If being discerning and careful, by not settling, lessens the chances of finding a good relationship, so be it. I'll take the gamble, as I will not settle for less than what I can give myself. I enjoy being independent, so until someone comes along who can enhance rather than detract from my own happiness, I'll continue to be solitary.
Doubling my happiness would be great, and I see it in other couples daily, but my own personal experiences so far has shown me that sharing my life halves it instead of doubling it. Maybe it's because I'm independent and have grown a little bit wiser, knowing myself better, but it is what it is.
I don't mind being self contained at this time in my life, but I think I could also be happy in a larger container with others as long as I have lots of space.
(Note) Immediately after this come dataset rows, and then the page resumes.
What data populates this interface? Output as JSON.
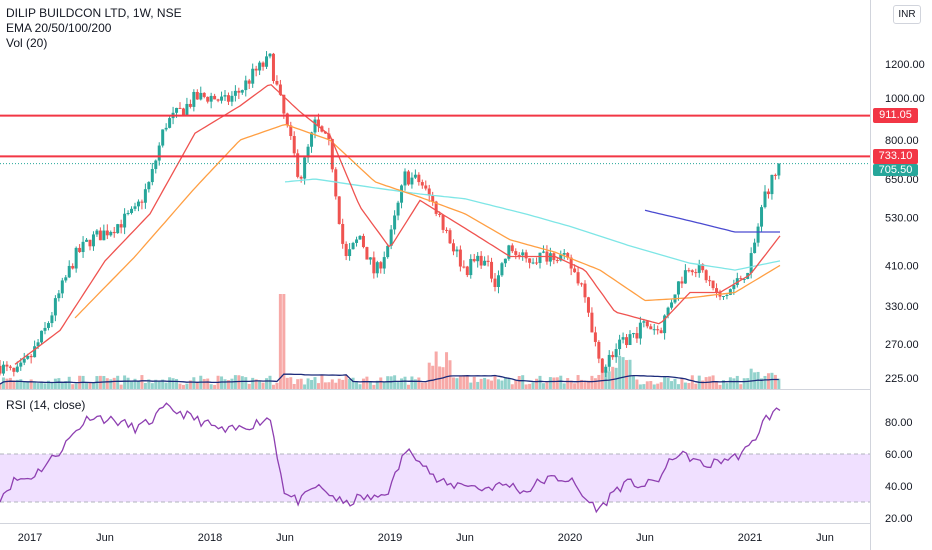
{
  "legend": {
    "title": "DILIP BUILDCON LTD, 1W, NSE",
    "ema": "EMA 20/50/100/200",
    "vol": "Vol (20)",
    "rsi": "RSI (14, close)"
  },
  "currency": "INR",
  "badges": {
    "level_high": "911.05",
    "level_low": "733.10",
    "last_price": "705.50"
  },
  "colors": {
    "candle_up": "#26a69a",
    "candle_down": "#ef5350",
    "ema20": "#ef5350",
    "ema50": "#ff9f43",
    "ema100": "#7ee6e6",
    "ema200": "#4a4ad0",
    "hline": "#f23645",
    "rsi_line": "#8e3fb1",
    "rsi_band": "#f0e0ff",
    "vol_ma": "#1c2a7a"
  },
  "chart_data": [
    {
      "type": "candlestick",
      "y_scale": "log",
      "y_ticks": [
        "1200.00",
        "1000.00",
        "800.00",
        "650.00",
        "530.00",
        "410.00",
        "330.00",
        "270.00",
        "225.00"
      ],
      "x_ticks": [
        "2017",
        "Jun",
        "2018",
        "Jun",
        "2019",
        "Jun",
        "2020",
        "Jun",
        "2021",
        "Jun"
      ],
      "horizontal_levels": [
        911.05,
        733.1
      ],
      "last_price": 705.5,
      "close_path": [
        [
          "2016-11",
          240
        ],
        [
          "2016-12",
          228
        ],
        [
          "2017-01",
          250
        ],
        [
          "2017-02",
          290
        ],
        [
          "2017-03",
          355
        ],
        [
          "2017-04",
          430
        ],
        [
          "2017-05",
          470
        ],
        [
          "2017-06",
          490
        ],
        [
          "2017-07",
          515
        ],
        [
          "2017-08",
          545
        ],
        [
          "2017-09",
          640
        ],
        [
          "2017-10",
          870
        ],
        [
          "2017-11",
          930
        ],
        [
          "2017-12",
          1000
        ],
        [
          "2018-01",
          1010
        ],
        [
          "2018-02",
          980
        ],
        [
          "2018-03",
          1040
        ],
        [
          "2018-04",
          1150
        ],
        [
          "2018-05",
          1230
        ],
        [
          "2018-06",
          890
        ],
        [
          "2018-07",
          650
        ],
        [
          "2018-08",
          870
        ],
        [
          "2018-09",
          770
        ],
        [
          "2018-10",
          420
        ],
        [
          "2018-11",
          480
        ],
        [
          "2018-12",
          390
        ],
        [
          "2019-01",
          470
        ],
        [
          "2019-02",
          660
        ],
        [
          "2019-03",
          640
        ],
        [
          "2019-04",
          560
        ],
        [
          "2019-05",
          470
        ],
        [
          "2019-06",
          400
        ],
        [
          "2019-07",
          430
        ],
        [
          "2019-08",
          380
        ],
        [
          "2019-09",
          450
        ],
        [
          "2019-10",
          420
        ],
        [
          "2019-11",
          430
        ],
        [
          "2019-12",
          440
        ],
        [
          "2020-01",
          410
        ],
        [
          "2020-02",
          360
        ],
        [
          "2020-03",
          235
        ],
        [
          "2020-04",
          260
        ],
        [
          "2020-05",
          280
        ],
        [
          "2020-06",
          300
        ],
        [
          "2020-07",
          290
        ],
        [
          "2020-08",
          360
        ],
        [
          "2020-09",
          415
        ],
        [
          "2020-10",
          390
        ],
        [
          "2020-11",
          340
        ],
        [
          "2020-12",
          370
        ],
        [
          "2021-01",
          410
        ],
        [
          "2021-02",
          600
        ],
        [
          "2021-03",
          705
        ]
      ],
      "ema20": [
        [
          "2016-12",
          242
        ],
        [
          "2017-03",
          290
        ],
        [
          "2017-06",
          420
        ],
        [
          "2017-09",
          540
        ],
        [
          "2017-12",
          830
        ],
        [
          "2018-03",
          960
        ],
        [
          "2018-05",
          1080
        ],
        [
          "2018-07",
          930
        ],
        [
          "2018-09",
          820
        ],
        [
          "2018-11",
          560
        ],
        [
          "2019-01",
          450
        ],
        [
          "2019-03",
          580
        ],
        [
          "2019-06",
          500
        ],
        [
          "2019-09",
          430
        ],
        [
          "2019-12",
          430
        ],
        [
          "2020-02",
          400
        ],
        [
          "2020-04",
          320
        ],
        [
          "2020-07",
          300
        ],
        [
          "2020-09",
          355
        ],
        [
          "2020-11",
          355
        ],
        [
          "2021-01",
          390
        ],
        [
          "2021-03",
          480
        ]
      ],
      "ema50": [
        [
          "2017-04",
          310
        ],
        [
          "2017-08",
          430
        ],
        [
          "2017-12",
          620
        ],
        [
          "2018-03",
          800
        ],
        [
          "2018-06",
          870
        ],
        [
          "2018-09",
          800
        ],
        [
          "2018-12",
          640
        ],
        [
          "2019-03",
          590
        ],
        [
          "2019-06",
          540
        ],
        [
          "2019-09",
          470
        ],
        [
          "2019-12",
          440
        ],
        [
          "2020-03",
          400
        ],
        [
          "2020-06",
          340
        ],
        [
          "2020-09",
          345
        ],
        [
          "2020-12",
          355
        ],
        [
          "2021-03",
          410
        ]
      ],
      "ema100": [
        [
          "2018-06",
          640
        ],
        [
          "2018-08",
          650
        ],
        [
          "2018-12",
          620
        ],
        [
          "2019-03",
          600
        ],
        [
          "2019-06",
          585
        ],
        [
          "2019-10",
          540
        ],
        [
          "2020-01",
          505
        ],
        [
          "2020-05",
          455
        ],
        [
          "2020-09",
          415
        ],
        [
          "2020-12",
          400
        ],
        [
          "2021-03",
          420
        ]
      ],
      "ema200": [
        [
          "2020-06",
          550
        ],
        [
          "2020-09",
          520
        ],
        [
          "2020-12",
          490
        ],
        [
          "2021-03",
          490
        ]
      ]
    },
    {
      "type": "rsi",
      "y_ticks": [
        "80.00",
        "60.00",
        "40.00",
        "20.00"
      ],
      "band": [
        30,
        60
      ],
      "values": [
        [
          "2016-11",
          33
        ],
        [
          "2016-12",
          44
        ],
        [
          "2017-01",
          45
        ],
        [
          "2017-02",
          53
        ],
        [
          "2017-03",
          62
        ],
        [
          "2017-04",
          74
        ],
        [
          "2017-05",
          84
        ],
        [
          "2017-06",
          82
        ],
        [
          "2017-07",
          80
        ],
        [
          "2017-08",
          76
        ],
        [
          "2017-09",
          80
        ],
        [
          "2017-10",
          89
        ],
        [
          "2017-11",
          86
        ],
        [
          "2017-12",
          82
        ],
        [
          "2018-01",
          78
        ],
        [
          "2018-02",
          74
        ],
        [
          "2018-03",
          76
        ],
        [
          "2018-04",
          79
        ],
        [
          "2018-05",
          83
        ],
        [
          "2018-06",
          35
        ],
        [
          "2018-07",
          30
        ],
        [
          "2018-08",
          40
        ],
        [
          "2018-09",
          35
        ],
        [
          "2018-10",
          28
        ],
        [
          "2018-11",
          33
        ],
        [
          "2018-12",
          32
        ],
        [
          "2019-01",
          38
        ],
        [
          "2019-02",
          62
        ],
        [
          "2019-03",
          58
        ],
        [
          "2019-04",
          44
        ],
        [
          "2019-05",
          40
        ],
        [
          "2019-06",
          42
        ],
        [
          "2019-07",
          38
        ],
        [
          "2019-08",
          40
        ],
        [
          "2019-09",
          41
        ],
        [
          "2019-10",
          36
        ],
        [
          "2019-11",
          43
        ],
        [
          "2019-12",
          45
        ],
        [
          "2020-01",
          44
        ],
        [
          "2020-02",
          32
        ],
        [
          "2020-03",
          25
        ],
        [
          "2020-04",
          38
        ],
        [
          "2020-05",
          42
        ],
        [
          "2020-06",
          40
        ],
        [
          "2020-07",
          45
        ],
        [
          "2020-08",
          60
        ],
        [
          "2020-09",
          58
        ],
        [
          "2020-10",
          52
        ],
        [
          "2020-11",
          56
        ],
        [
          "2020-12",
          58
        ],
        [
          "2021-01",
          64
        ],
        [
          "2021-02",
          82
        ],
        [
          "2021-03",
          88
        ]
      ]
    }
  ]
}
Gee, does the author generalize much? I have always been highly independent (enjoy solitude, provide for the majority of my own needs myself). I am seldom lonely and CHOOSE love, rather than pine for it. My best partners have operated similarly. Some wanted to only be with me now and then, yet my husband and I were together all the time because we enjoyed it. That desire did not seem to correspond to either intelligence OR independence. It had a lot more to do with balance and compatability. There are men whose idea of a “proper woman” is needy, even helpless. Those men won't align well with me, which is fine. They likely will with someone else.
I find these opinions fascinating, for sure. Given my experience, this particular take misses the mark a bit. I enjoyed the reading, though.
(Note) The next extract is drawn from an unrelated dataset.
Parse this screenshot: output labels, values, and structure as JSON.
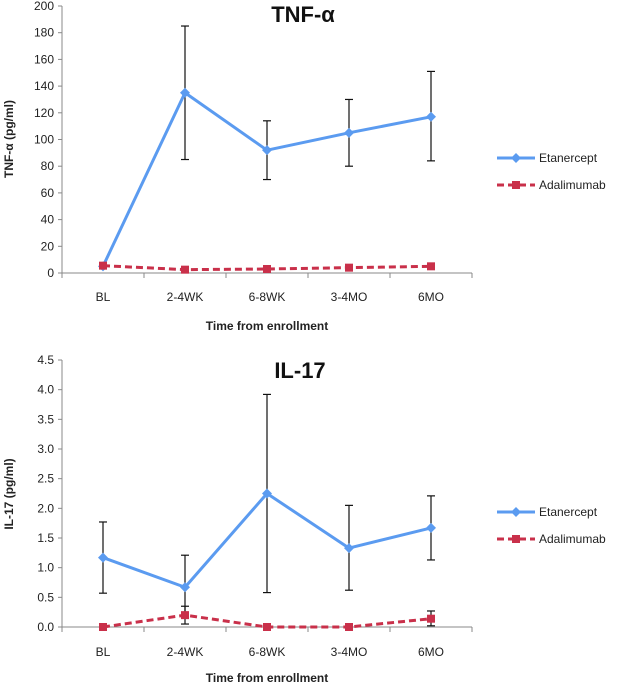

I disagree. The article is confusing love with cohabitation. The main requirement for a successful marriage is not love, it is loyalty, supported by affection.
@KateOahu Well, we've managed it for 55 years. We've always had our own friends and our own cars, and have not always gone out together. In other words, we have independence We are both, also, of above average intelligence, with a well developed sense of humour, especially of the ridiculous. All this gives the lie to the article.
Obviously we are "friends", but also have others, not necessarily mutual.